# t-mobile picture attachments have to be viewed online?



## ringo (Sep 12, 2011)

Very pleased with my Sumsung Galaxy S II but when Mrs R send me a picture via text I get a message from T-Mobile (my new supplier) telling me I have to go to their website to view it. Even more annoyingly I have to supply the password they've put in the text and it won't let me just copy that password so that I can paste it in, just the whole message.
It's so annoying I haven't retrieved/viewed one pic from the site yet.
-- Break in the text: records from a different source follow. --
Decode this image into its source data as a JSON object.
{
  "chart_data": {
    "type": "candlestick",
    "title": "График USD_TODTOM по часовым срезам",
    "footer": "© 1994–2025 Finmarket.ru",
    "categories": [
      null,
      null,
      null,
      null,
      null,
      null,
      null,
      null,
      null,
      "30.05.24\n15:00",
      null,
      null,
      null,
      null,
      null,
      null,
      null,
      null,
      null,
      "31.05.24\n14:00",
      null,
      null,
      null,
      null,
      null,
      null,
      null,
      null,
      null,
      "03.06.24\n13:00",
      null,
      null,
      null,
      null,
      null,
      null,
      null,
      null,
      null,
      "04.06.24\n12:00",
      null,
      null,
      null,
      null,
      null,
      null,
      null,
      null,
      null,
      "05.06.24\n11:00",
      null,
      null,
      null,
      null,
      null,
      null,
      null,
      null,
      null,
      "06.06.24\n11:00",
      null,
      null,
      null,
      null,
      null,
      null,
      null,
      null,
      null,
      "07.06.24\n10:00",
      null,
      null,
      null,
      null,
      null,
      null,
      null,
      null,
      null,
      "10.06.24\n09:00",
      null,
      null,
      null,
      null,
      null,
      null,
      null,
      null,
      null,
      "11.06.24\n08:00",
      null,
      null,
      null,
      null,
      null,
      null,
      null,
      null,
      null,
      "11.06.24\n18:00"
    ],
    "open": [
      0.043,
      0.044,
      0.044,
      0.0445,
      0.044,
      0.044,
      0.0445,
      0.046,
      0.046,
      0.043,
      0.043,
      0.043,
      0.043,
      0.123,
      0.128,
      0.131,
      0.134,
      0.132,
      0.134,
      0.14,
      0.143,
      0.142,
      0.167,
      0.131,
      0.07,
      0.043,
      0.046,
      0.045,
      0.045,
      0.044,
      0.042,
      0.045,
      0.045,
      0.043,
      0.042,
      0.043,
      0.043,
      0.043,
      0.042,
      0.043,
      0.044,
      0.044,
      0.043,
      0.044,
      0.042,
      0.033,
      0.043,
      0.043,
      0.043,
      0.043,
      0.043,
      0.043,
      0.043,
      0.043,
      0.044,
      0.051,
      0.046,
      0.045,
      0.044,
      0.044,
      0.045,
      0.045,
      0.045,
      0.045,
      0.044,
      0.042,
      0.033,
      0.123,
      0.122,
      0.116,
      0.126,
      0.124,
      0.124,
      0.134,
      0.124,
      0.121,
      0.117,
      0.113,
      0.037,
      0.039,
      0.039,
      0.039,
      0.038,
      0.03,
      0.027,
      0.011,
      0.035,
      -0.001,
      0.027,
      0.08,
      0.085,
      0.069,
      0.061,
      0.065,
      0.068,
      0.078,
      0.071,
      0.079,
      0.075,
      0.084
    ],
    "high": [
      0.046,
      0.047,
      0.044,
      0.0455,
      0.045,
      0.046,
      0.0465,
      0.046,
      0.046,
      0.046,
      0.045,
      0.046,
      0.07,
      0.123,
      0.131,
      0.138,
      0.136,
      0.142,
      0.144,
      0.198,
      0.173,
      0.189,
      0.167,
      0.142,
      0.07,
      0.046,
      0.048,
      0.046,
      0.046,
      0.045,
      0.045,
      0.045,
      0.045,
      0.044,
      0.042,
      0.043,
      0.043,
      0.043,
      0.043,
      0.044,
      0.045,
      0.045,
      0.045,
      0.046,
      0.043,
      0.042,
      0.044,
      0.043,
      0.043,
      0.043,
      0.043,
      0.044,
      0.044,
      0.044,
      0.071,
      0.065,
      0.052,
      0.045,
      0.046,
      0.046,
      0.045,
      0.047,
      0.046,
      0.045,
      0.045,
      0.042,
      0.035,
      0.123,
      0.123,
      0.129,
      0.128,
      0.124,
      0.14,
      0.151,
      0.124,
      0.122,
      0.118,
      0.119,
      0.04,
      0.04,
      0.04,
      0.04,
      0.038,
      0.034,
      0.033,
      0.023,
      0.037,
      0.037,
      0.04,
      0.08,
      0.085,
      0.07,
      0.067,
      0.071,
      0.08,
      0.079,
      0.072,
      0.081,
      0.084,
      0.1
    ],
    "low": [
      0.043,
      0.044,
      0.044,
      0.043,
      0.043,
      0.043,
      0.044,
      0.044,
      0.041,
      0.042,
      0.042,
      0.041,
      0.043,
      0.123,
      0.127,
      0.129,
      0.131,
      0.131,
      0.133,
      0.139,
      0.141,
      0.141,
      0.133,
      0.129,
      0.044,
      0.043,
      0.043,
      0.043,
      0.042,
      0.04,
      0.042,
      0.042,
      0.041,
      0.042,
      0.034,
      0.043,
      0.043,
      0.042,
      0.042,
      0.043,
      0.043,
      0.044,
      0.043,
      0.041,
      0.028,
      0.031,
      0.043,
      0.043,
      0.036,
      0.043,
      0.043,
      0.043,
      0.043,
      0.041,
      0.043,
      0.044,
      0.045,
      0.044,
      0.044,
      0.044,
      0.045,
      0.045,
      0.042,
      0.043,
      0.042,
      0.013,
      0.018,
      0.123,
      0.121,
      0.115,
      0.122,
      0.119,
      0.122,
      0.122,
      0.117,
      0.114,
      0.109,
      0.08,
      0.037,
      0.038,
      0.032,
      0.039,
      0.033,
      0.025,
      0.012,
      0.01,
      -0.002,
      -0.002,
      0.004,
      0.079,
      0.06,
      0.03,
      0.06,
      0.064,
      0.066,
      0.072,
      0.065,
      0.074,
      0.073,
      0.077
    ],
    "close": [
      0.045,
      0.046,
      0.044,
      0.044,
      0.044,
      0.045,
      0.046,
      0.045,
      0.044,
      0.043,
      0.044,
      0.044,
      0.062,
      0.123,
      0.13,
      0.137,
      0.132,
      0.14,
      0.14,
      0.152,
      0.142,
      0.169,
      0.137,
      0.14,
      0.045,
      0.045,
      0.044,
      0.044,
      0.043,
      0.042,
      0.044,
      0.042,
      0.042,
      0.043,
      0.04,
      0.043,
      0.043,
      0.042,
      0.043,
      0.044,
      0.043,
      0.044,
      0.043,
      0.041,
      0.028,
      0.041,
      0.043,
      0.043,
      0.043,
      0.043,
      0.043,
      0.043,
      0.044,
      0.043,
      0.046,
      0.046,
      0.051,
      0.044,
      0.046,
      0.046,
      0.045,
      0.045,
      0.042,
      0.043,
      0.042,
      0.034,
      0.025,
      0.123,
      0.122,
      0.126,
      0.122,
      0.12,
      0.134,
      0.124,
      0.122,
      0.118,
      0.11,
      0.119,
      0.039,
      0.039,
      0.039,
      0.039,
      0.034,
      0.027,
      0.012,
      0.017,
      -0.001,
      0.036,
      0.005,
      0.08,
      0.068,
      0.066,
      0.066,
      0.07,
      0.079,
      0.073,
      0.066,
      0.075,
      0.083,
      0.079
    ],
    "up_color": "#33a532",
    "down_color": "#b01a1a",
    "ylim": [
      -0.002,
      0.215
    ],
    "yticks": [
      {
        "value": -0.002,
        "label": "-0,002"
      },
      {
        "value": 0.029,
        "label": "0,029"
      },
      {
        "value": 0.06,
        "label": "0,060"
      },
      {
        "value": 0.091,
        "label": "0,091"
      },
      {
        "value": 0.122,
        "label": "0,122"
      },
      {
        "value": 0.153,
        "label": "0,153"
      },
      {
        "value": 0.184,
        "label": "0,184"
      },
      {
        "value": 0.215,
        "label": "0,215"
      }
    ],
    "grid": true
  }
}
Is there a way round this?


----------



## editor (Sep 12, 2011)

Fix here: http://www.cableforum.co.uk/board/65/33608683-how-retrieve-picture-messages-t-mobile.html



> if you're having trouble retrieving a picture message that has been sent to your phone, and the message says to view it at www.t-mobile.co.uk/pmcollect, it might be because your phone has not been set up to recieve pictures. so here's how to set it up.
> first go to the web-site, go to help and advice, click on phone support, then click on number 1, which is activating phone messaging, below you will have to enter your mobile number. next press continue, and a picture of your phone will come up on the screen, press confirm, click on picture messaging, then press configure phone now.
> A message will be sent to your phone, and a list of instructions of how to save it will come up on your computer screen.


----------



## ringo (Sep 12, 2011)

Cheers


----------